Over a period of 7 years, 100 patients (70 males and 30 females; mean age 66 years) were operated for digestive tract haemorrhage originating in an ulcer. There was a past history of ulcer in 21% and 29% had been taking drugs known to have a toxic effect on the stomach. Patent bleeding was observed by endoscopy in 32% with clear arterial flow, or a visible vessel in 10. In 20 patients a fresh clot was observed. Surgery had been indicated for massive haemorrhage in 25 cases, for persistent bleeding in 27, for recurrent bleeding in 37 and due to a visible vessel in 11. Conservative treatment was possible in three-fourths of the cases. Gastrectomy was performed in 26. Follow-up was uneventful in 55. There were 18 cases with complications and 27 deaths factors leading to fatal outcome and the data reported in the literature were analyzed.

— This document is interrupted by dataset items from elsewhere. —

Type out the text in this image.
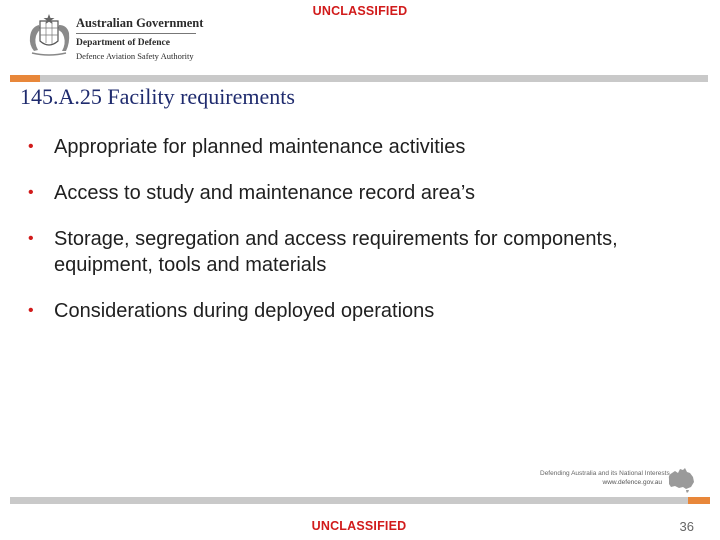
UNCLASSIFIED
Australian Government
Department of Defence
Defence Aviation Safety Authority
145.A.25 Facility requirements
• Appropriate for planned maintenance activities
• Access to study and maintenance record area’s
• Storage, segregation and access requirements for components, equipment, tools and materials
• Considerations during deployed operations
Defending Australia and its National Interests
www.defence.gov.au
UNCLASSIFIED	36
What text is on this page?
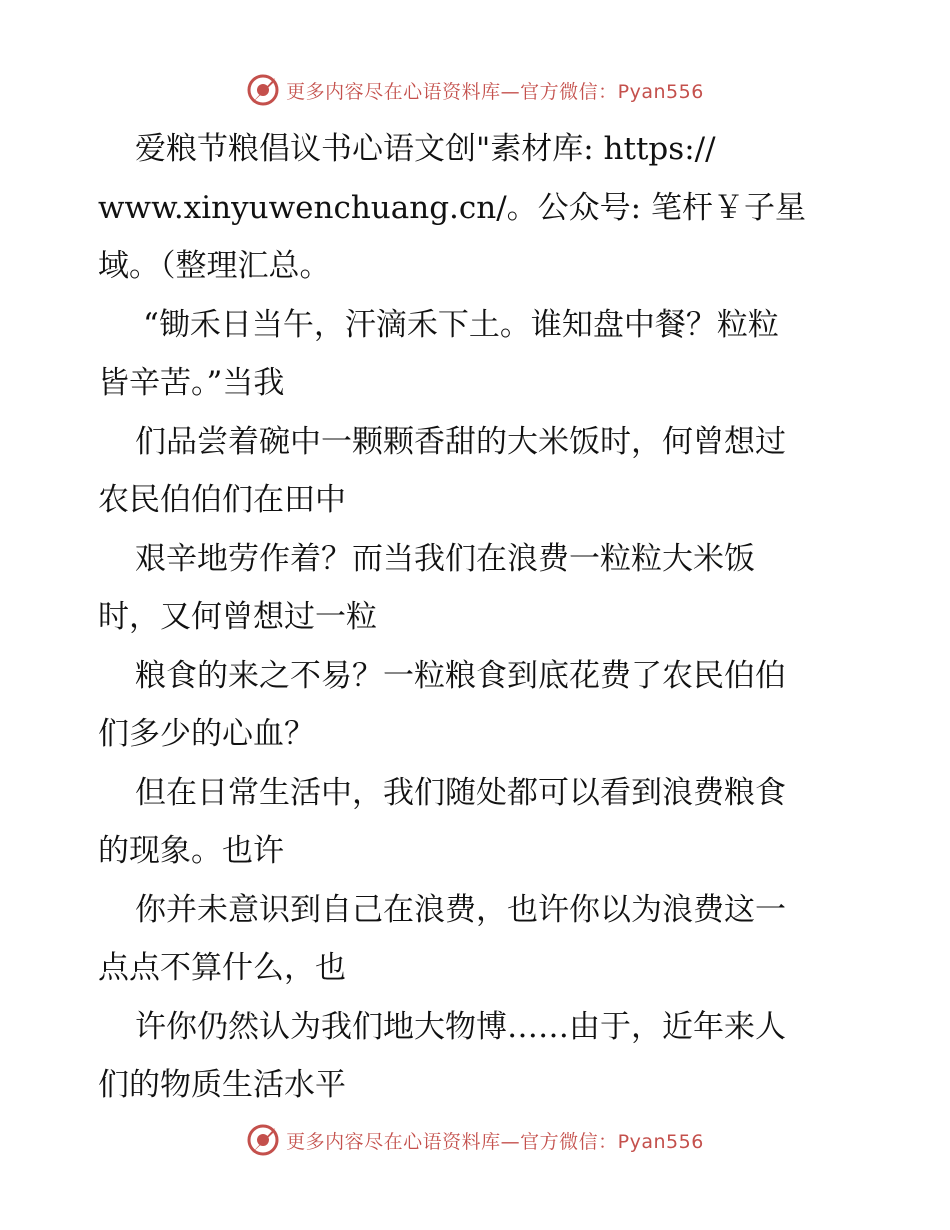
更多内容尽在心语资料库—官方微信：Pyan556
爱粮节粮倡议书心语文创"素材库: https://
www.xinyuwenchuang.cn/。公众号: 笔杆￥子星
域。（整理汇总。
“锄禾日当午，汗滴禾下土。谁知盘中餐？粒粒
皆辛苦。”当我
们品尝着碗中一颗颗香甜的大米饭时，何曾想过
农民伯伯们在田中
艰辛地劳作着？而当我们在浪费一粒粒大米饭
时，又何曾想过一粒
粮食的来之不易？一粒粮食到底花费了农民伯伯
们多少的心血？
但在日常生活中，我们随处都可以看到浪费粮食
的现象。也许
你并未意识到自己在浪费，也许你以为浪费这一
点点不算什么，也
许你仍然认为我们地大物博……由于，近年来人
们的物质生活水平
更多内容尽在心语资料库—官方微信：Pyan556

在7年的时间里,100例患者(70例男性和30例女性;平均年龄66岁)因溃疡引起的消化道出血接受了手术。21%的患者有溃疡病史,29%的患者一直在服用已知对胃有毒性作用的药物。32%的患者在内镜检查中观察到活动性出血,有明显的动脉血流,10%的患者可见血管。20例患者观察到新鲜血凝块。25例因大出血、27例因持续出血、37例因反复出血以及11例因可见血管而需要手术治疗。四分之三的病例可以进行保守治疗。26例行胃切除术。55例随访顺利。有18例出现并发症,27例死亡,分析了导致致命结局的因素以及文献报道的数据。